Lost Years in the Committees


A group of bloggers at Daily Kos has started an impressive project involving citizen oversight in the coming Congress. The project, called Committee Transparency, aims to get at least one person to cover the goings-on of each and every committee in Congress and to make recommendations to make committees more transparent. This past weekend blogger greenreflex wrote one of the better blog posts on committee transparency explaining the Rules that govern public access to committee hearings and documents and the continuing lack of transparency in many committees despite public access rules.

You should really read greenreflex’ whole post about the structure of the House and Senate Rules and what they say must be made available for public consumption. The gist of it is that House and Senate Committees must “be open to the public” and “prepare and keep a complete transcript or electronic recording adequate to fully record the proceeding of each meeting or conference”. Of course, this doesn’t always happen as greenreflex shows in their post.

In the search for committee transparency and providing citizen oversight is the need to look at the recent history of the committees in Congress. The oft cited quote by Woodrow Wilson, “Congress in session is Congress on public exhibition, whilst Congress in its committee rooms is Congress at work,” provides us with a reason to be concerned about what has been transpiring behind supposedly open doors. Or in the case of the recent committees, what hasn’t been transpiring.

For right now let’s just stick to committees in the House of Representatives, the Senate can come later. Over the past two decades committee hearings and meetings have seen a fairly dramatic drop-off. Just take a look at this chart:

Since 2001 no session of Congress has held 1500 or more committee meetings. This year of 2006 House committees held 1204 meetings, the third lowest in the past twenty years. But it doesn’t really matter how many committee meetings are held so long as their substance is greatly important. It’s not the quantity, it’s the quality.

This story doesn’t turn out so well either. The minority office of the House Government Reform Committee issued a report in January of this year highlighting the lack of Congressional oversight of the Executive branch. The report shows some of the past Congresses lowlights including Judiciary Committee Chairman James Sensenbrenner and Government Reform Chairman Tom Davis refusing to hold hearings into the detainee abuses at Abu Ghraib; Rep. Davis and Rep. Sensenbrenner refusing to investigate the leaking of undercover CIA agent Valerie Plame’s name; Rep. Davis’ refusal to subpoena “emails between [Michael] Brown and top White House officials” during hearings into the failures surrounding Hurricane Katrina; and that no committee has held hearings into procurement problems at the Department of Homeland Security.

This report only covers Congress up until 2005. So it’s about time to take a look at 2006. If there was one dominant issue in the country this year it has been the war in Iraq.
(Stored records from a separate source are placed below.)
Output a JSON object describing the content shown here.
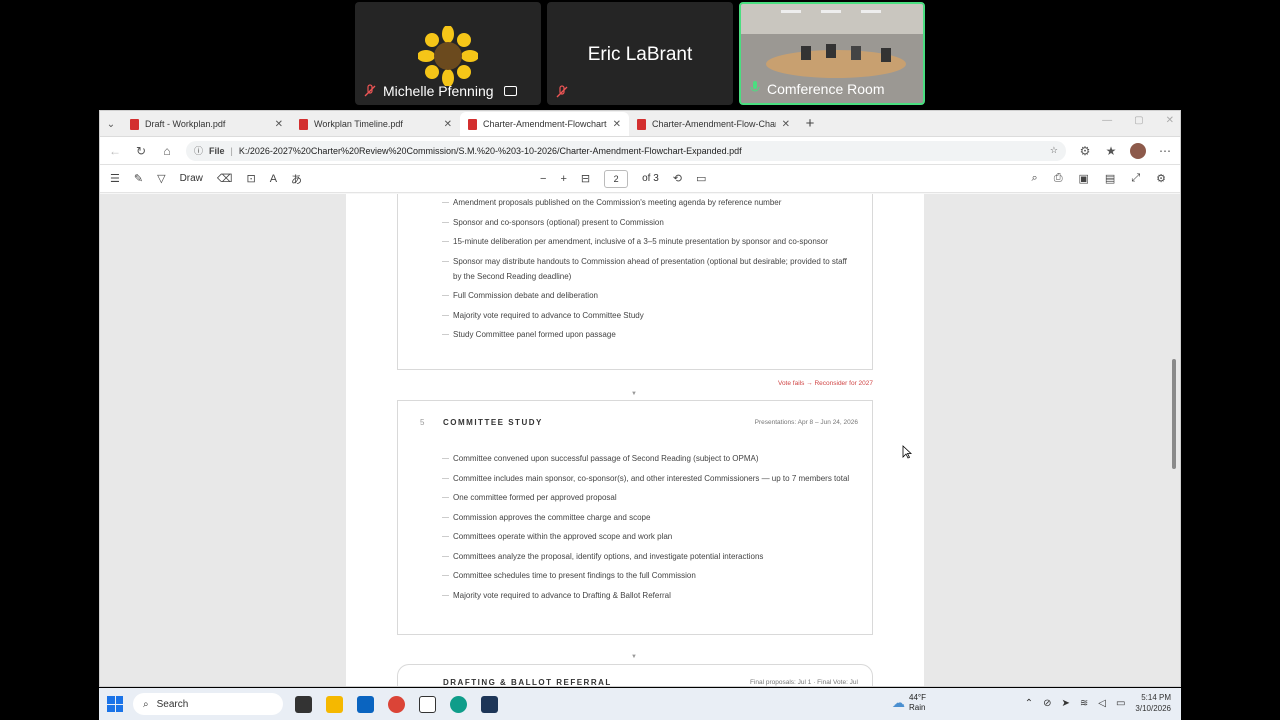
{
  "participants": [
    {
      "name": "Michelle Pfenning"
    },
    {
      "name": "Eric LaBrant"
    },
    {
      "name": "Comference Room"
    }
  ],
  "tabs": [
    {
      "label": "Draft - Workplan.pdf"
    },
    {
      "label": "Workplan Timeline.pdf"
    },
    {
      "label": "Charter-Amendment-Flowchart-E"
    },
    {
      "label": "Charter-Amendment-Flow-Chart.p"
    }
  ],
  "address": {
    "scheme": "File",
    "url": "K:/2026-2027%20Charter%20Review%20Commission/S.M.%20-%203-10-2026/Charter-Amendment-Flowchart-Expanded.pdf"
  },
  "pdf_toolbar": {
    "draw_label": "Draw",
    "page": "2",
    "of_pages": "of 3"
  },
  "doc": {
    "second_reading_items": [
      "Amendment proposals published on the Commission's meeting agenda by reference number",
      "Sponsor and co-sponsors (optional) present to Commission",
      "15-minute deliberation per amendment, inclusive of a 3–5 minute presentation by sponsor and co-sponsor",
      "Sponsor may distribute handouts to Commission ahead of presentation (optional but desirable; provided to staff by the Second Reading deadline)",
      "Full Commission debate and deliberation",
      "Majority vote required to advance to Committee Study",
      "Study Committee panel formed upon passage"
    ],
    "vote_fails": "Vote fails → Reconsider for 2027",
    "committee_study": {
      "number": "5",
      "title": "COMMITTEE STUDY",
      "meta": "Presentations: Apr 8 – Jun 24, 2026",
      "items": [
        "Committee convened upon successful passage of Second Reading (subject to OPMA)",
        "Committee includes main sponsor, co-sponsor(s), and other interested Commissioners — up to 7 members total",
        "One committee formed per approved proposal",
        "Commission approves the committee charge and scope",
        "Committees operate within the approved scope and work plan",
        "Committees analyze the proposal, identify options, and investigate potential interactions",
        "Committee schedules time to present findings to the full Commission",
        "Majority vote required to advance to Drafting & Ballot Referral"
      ]
    },
    "drafting": {
      "title": "DRAFTING & BALLOT REFERRAL",
      "meta": "Final proposals: Jul 1 · Final Vote: Jul"
    }
  },
  "taskbar": {
    "search_label": "Search",
    "weather_temp": "44°F",
    "weather_cond": "Rain",
    "time": "5:14 PM",
    "date": "3/10/2026"
  },
  "colors": {
    "active_speaker": "#4ade80",
    "pdf_tab": "#d32f2f",
    "vote_fails": "#d04545"
  }
}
You would expect Congress to hold hearings over the problems that the country is facing over there; you might even expect some committees to discuss other regional issues. (By the way, the following is only a review of Full Committee hearings and does not include Subcommittee information.) This is unfortunately not the case.

The House Armed Services Committee has held two hearings about Iraq this year. One of those hearings, held at the behest of Rep. Curt Weldon, was to determine if weapons of mass destruction still existed or not. The second hearing was held on November 15th in the wake of the Republican’s electoral defeat and the resignation of Secretary of Defense Donald Rumsfeld.

The House International Relations Committee held the same number of hearings on Iraq this year: two. The hearings included a review of Iraq reconstruction and an update on U.S.-Iraq policy. The House Government Reform Committee also held one hearing into “the process, the progress and the problems of reconstruction contracting activities in Iraq.”

The most pressing problem of the year warranted only 5 full committee hearings, none lasting more than a day, in the House of Representatives.

On other issues, the House Resources Committee, under the Chairmanship of Rep. Richard Pombo, held no hearings into Jack Abramoff’s abuse of Indian tribes despite tribal matters being under its purview (the full committee did hold four oversight hearings on off-reservation Indian casinos, but nothing related to Abramoff’s lobbying). The Resources Committee and the Energy & Commerce Committee both failed to hold hearings into the issues of climate change and global warming. The only hearings into climate change were held by the Government Reform Committee, which held two hearings this year. The Financial Services Committee has held no hearings into backdating, the new corporate scandal.

The only top tier issue that did get a serious amount of committee attention was illegal immigration. The Judiciary Committee led the way holding five oversight hearings into the negative effects of both illegal immigration and the Senate immigration reform bill.

The full committees in the House have failed to truly examine and probe the issues of the day. They have failed to meet enough and have failed to provide the oversight, not only of the Administration, that is necessary for the American people to the heart of important issues and topics. If we are to take Wilson’s aphorism to heart than the fall in quantity and quality of committee work indicates — combined with the shortened Congressional calendar — that Congress has not been working.